Nazi terrorists jailed

Matthew Collins - 23 03 20

Last week the total of National Action members imprisoned for membership of the banned group rose again with four members of the group jailed at Birmingham Crown Court.

Including retrials, that’s fifteen court cases since the group was banned by the Home Secretary in December 2016.  

As the BBC pointed out, nine of those cases were for terrorism related offences, and two for sexual offences including children.

Jones with face covered, Newcastle 2015

We have long stated at HOPE not hate, that National Action (NA) is an organisation built on abuse. Whether it be the abuse of women or children mattered not to them.  What is still amazing however, is that the organisation’s sick founders’ still remain at liberty, even though they have been mentioned continuously in every court case and their long, sticky fingers have been further evident in court trials involving other perverted, sick groups influenced by NA.

Indeed, National Action’s co-founder Ben Raymond, a twisted and sick individual, was removed from the Birmingham trial for exhibiting his strange and disruptive behaviour. Unlike those before the court, Raymond was able to go home and continue his weird and disruptive behaviour.

The jailing of Mark Jones is particularly welcome. When I wrote the book ‘Nazi Terrorist’ about National Action, whole swatches had to be omitted in relation to Jones in case it would prejudice his trial. He was without doubt one of the most unapologetically hardline of the group and in our opinion, possibly the most dangerous.

Jones moved himself to West Yorkshire from East London because that is where NA believed their long lusted over ‘race war’ would commence.

Despite his relative youth, Jones has a long pedigree of neo-Nazi activity, having made a name for himself in the youth wing of the British National Party (BNP), where the likes of he and Nazi paeodophile Jack Renshaw cut their teeth.

Raymond: Thrown out of court

Unlike others in NA who veered between childish insolence and sickening perversion, Jones was highly regarded in the ‘wider’ movement for his commitment.  He was also another in the group who preyed on young women who entered their orbit.  At the earlier trial, journalists were witness to his partner, the ‘Miss Hitler’ runner-up Alice Cutter, breaking down in tears when it was revealed just how predatory Jones had been.

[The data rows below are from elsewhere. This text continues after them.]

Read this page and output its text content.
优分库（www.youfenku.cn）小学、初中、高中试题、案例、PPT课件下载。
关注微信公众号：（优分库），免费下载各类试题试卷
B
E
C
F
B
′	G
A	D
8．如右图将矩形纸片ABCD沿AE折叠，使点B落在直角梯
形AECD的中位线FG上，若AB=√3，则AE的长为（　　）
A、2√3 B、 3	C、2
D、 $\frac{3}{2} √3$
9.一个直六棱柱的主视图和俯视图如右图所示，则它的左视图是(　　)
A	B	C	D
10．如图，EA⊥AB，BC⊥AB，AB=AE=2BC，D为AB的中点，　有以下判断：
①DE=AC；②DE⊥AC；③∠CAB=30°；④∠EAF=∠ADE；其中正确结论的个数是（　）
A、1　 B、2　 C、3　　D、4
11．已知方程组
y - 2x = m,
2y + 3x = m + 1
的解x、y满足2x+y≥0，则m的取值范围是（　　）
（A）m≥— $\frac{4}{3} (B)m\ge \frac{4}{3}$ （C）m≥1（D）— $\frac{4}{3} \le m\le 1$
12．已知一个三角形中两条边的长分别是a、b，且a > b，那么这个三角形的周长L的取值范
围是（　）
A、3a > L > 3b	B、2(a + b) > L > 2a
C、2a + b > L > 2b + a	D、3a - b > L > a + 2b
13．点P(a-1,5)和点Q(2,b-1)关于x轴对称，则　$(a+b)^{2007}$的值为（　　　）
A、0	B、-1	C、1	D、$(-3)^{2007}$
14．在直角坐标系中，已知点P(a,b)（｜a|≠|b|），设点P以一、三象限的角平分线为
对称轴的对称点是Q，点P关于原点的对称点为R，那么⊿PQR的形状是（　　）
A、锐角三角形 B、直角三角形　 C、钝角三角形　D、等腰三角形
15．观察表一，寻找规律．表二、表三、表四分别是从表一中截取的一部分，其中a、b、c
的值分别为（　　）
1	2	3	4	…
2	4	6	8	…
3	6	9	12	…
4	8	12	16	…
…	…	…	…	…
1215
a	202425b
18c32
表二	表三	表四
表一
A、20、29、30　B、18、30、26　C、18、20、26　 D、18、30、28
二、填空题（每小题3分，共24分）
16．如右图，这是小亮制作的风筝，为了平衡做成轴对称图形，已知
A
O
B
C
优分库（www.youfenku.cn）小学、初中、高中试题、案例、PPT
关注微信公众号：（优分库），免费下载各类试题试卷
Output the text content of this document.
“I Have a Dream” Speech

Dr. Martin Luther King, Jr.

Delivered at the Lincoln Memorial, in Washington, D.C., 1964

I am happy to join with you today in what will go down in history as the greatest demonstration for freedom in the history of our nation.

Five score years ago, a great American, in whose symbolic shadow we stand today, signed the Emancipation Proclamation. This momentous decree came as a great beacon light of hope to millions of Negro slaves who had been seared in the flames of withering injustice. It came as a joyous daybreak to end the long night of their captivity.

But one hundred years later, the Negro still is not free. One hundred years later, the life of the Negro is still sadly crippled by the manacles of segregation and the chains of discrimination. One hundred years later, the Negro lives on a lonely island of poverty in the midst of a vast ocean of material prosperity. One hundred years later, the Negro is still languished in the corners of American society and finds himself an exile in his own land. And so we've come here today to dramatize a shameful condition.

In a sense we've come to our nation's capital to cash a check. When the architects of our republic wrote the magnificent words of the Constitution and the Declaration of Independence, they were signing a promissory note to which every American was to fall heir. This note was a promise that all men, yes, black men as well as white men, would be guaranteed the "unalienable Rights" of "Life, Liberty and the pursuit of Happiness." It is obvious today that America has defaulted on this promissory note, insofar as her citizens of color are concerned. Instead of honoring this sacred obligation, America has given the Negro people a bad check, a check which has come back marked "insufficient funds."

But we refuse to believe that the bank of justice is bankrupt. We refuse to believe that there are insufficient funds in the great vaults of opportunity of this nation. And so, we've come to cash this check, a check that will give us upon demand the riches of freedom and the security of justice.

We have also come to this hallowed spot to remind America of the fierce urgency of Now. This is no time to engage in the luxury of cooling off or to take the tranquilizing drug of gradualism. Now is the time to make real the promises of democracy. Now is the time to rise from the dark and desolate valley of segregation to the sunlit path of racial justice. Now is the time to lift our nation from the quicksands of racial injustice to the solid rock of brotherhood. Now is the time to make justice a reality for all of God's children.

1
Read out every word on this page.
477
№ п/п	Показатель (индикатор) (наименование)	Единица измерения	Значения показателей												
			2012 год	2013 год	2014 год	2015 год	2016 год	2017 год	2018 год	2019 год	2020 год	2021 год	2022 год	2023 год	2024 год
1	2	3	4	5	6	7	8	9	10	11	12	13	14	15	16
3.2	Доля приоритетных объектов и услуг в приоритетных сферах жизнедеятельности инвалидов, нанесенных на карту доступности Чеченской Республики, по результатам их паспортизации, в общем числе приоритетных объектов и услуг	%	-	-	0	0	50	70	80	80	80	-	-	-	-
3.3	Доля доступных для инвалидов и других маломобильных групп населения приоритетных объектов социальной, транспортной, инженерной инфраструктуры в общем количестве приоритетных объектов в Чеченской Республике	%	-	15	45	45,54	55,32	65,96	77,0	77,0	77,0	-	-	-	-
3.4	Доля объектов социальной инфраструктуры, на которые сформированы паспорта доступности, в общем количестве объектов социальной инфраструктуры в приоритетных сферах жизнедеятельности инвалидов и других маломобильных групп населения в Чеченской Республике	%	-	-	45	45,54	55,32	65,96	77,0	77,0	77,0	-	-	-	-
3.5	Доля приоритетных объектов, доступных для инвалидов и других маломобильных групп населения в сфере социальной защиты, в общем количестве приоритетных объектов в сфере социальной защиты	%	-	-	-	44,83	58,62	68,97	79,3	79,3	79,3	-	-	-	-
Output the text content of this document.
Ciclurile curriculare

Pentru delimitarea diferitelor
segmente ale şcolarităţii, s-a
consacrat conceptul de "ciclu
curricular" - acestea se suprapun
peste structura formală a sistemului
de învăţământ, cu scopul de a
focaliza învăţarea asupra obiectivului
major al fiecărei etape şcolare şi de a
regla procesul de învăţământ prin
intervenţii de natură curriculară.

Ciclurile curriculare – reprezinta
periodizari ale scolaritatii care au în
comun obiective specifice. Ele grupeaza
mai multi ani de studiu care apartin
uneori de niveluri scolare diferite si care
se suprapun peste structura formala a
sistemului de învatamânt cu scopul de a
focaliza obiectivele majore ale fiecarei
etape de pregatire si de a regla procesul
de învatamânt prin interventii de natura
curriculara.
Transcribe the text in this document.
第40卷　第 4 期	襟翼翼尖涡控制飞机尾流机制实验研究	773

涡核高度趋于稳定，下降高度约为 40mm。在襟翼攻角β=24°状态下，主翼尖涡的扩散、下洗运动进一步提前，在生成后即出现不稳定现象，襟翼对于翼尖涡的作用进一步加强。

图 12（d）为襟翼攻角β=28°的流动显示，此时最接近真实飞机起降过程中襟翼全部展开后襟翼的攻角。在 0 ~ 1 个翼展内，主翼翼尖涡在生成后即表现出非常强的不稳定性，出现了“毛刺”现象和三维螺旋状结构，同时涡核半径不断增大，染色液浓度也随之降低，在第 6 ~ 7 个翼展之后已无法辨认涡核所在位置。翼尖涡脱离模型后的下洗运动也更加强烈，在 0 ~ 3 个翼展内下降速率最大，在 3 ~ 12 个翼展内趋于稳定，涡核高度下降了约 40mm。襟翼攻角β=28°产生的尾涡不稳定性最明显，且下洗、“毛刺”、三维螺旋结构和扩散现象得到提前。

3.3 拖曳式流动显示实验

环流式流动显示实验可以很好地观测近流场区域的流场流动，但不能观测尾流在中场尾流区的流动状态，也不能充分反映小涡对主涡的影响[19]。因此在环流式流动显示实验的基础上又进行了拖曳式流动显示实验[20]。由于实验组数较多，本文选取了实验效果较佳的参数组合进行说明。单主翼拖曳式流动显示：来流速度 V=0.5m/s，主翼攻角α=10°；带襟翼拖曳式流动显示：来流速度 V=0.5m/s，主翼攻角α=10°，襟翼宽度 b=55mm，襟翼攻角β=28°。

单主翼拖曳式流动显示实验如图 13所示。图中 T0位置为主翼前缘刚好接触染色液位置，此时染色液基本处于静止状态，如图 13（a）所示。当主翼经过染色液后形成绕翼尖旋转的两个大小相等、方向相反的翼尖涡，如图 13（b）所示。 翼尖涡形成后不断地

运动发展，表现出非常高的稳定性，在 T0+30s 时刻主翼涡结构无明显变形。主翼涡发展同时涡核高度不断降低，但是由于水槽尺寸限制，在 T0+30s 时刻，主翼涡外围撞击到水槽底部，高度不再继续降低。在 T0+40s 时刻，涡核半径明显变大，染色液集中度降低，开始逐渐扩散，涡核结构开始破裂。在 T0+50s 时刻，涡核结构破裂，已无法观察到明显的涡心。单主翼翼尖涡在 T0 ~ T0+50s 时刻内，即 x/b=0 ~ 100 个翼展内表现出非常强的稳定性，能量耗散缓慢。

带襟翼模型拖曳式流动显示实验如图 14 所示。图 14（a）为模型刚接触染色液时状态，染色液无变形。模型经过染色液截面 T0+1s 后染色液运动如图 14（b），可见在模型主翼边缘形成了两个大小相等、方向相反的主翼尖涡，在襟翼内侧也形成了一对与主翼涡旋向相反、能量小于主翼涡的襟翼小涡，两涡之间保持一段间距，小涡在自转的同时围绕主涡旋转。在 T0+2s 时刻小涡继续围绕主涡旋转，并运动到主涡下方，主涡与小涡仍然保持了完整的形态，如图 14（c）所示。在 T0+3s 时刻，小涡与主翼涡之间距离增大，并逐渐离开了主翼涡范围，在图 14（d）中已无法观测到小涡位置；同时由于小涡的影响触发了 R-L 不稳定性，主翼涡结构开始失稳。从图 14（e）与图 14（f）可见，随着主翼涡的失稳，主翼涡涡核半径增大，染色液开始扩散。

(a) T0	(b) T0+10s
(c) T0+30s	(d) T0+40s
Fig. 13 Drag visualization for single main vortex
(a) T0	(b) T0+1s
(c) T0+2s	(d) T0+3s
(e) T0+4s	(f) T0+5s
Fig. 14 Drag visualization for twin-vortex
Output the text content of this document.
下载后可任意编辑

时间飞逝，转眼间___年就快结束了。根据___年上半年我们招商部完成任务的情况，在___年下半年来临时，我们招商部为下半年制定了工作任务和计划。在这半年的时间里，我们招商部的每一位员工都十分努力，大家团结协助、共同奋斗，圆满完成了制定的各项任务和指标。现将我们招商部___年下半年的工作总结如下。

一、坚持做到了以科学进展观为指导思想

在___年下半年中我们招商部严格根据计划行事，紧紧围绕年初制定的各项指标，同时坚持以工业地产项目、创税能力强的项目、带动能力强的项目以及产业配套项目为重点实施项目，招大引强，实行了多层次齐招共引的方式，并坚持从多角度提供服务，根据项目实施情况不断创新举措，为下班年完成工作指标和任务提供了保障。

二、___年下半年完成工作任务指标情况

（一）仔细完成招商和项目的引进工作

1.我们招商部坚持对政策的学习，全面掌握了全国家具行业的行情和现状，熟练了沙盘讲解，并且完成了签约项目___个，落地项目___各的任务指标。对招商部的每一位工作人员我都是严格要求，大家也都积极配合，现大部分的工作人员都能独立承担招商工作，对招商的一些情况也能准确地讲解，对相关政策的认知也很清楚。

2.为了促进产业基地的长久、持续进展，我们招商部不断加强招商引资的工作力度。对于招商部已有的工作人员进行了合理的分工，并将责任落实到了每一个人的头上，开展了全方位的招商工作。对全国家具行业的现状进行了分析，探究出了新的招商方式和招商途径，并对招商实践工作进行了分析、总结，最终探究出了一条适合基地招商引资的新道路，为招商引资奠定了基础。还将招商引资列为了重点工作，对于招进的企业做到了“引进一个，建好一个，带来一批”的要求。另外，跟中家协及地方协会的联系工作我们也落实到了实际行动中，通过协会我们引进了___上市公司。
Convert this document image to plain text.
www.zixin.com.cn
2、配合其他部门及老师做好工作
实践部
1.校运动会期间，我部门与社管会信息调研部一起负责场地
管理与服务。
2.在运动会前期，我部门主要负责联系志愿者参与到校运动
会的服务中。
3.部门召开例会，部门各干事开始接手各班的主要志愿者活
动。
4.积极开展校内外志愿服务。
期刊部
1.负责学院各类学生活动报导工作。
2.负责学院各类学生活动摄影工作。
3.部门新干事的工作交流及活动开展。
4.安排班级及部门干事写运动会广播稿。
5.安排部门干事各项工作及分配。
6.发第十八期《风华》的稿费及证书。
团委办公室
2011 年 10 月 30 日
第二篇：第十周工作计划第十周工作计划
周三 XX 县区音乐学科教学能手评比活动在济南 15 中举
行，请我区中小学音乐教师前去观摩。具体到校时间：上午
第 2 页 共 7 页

Like Renshaw, Jones was instrumental in the infighting that finally brought the curtains down on the BNP in 2014.  Nick Griffin, the former MEP and party leader that the party expelled, even turned to Jones with the idea that Jones and the host of others milling around the periphery of the newish NA should look to groups like the Islamist al Qaeda.

Although Griffin would be later disappointed NA decided against following him and his advice completely, NA most certainly did take some inspiration from Islamist terrorism.  Be it the ideology ‘White Jihad’ which inspired two of their members to commit terrorist acts or the medieval notion that women should and could be enslaved,   the greatest failures in understanding National Action and subsequent like-minded groups has been in not understanding the group was ideologically driven far differently than the alcoholics, pimps and other degenerates that formed the rest of the far-right. That this is now being addressed forensically, is cause for cautious welcome.

A youthful Jones (left) during his time in the BNP

I suppose one footnote that cannot go without a mention is how as the BNP split and descended into civil war, the only way and means the group had of expelling Jones- who had taken to threatening senior figures in the party’s inglorious and self-defeating coup d’état, was noting he had turned up to a party meeting with a packet of peanuts and only drank water.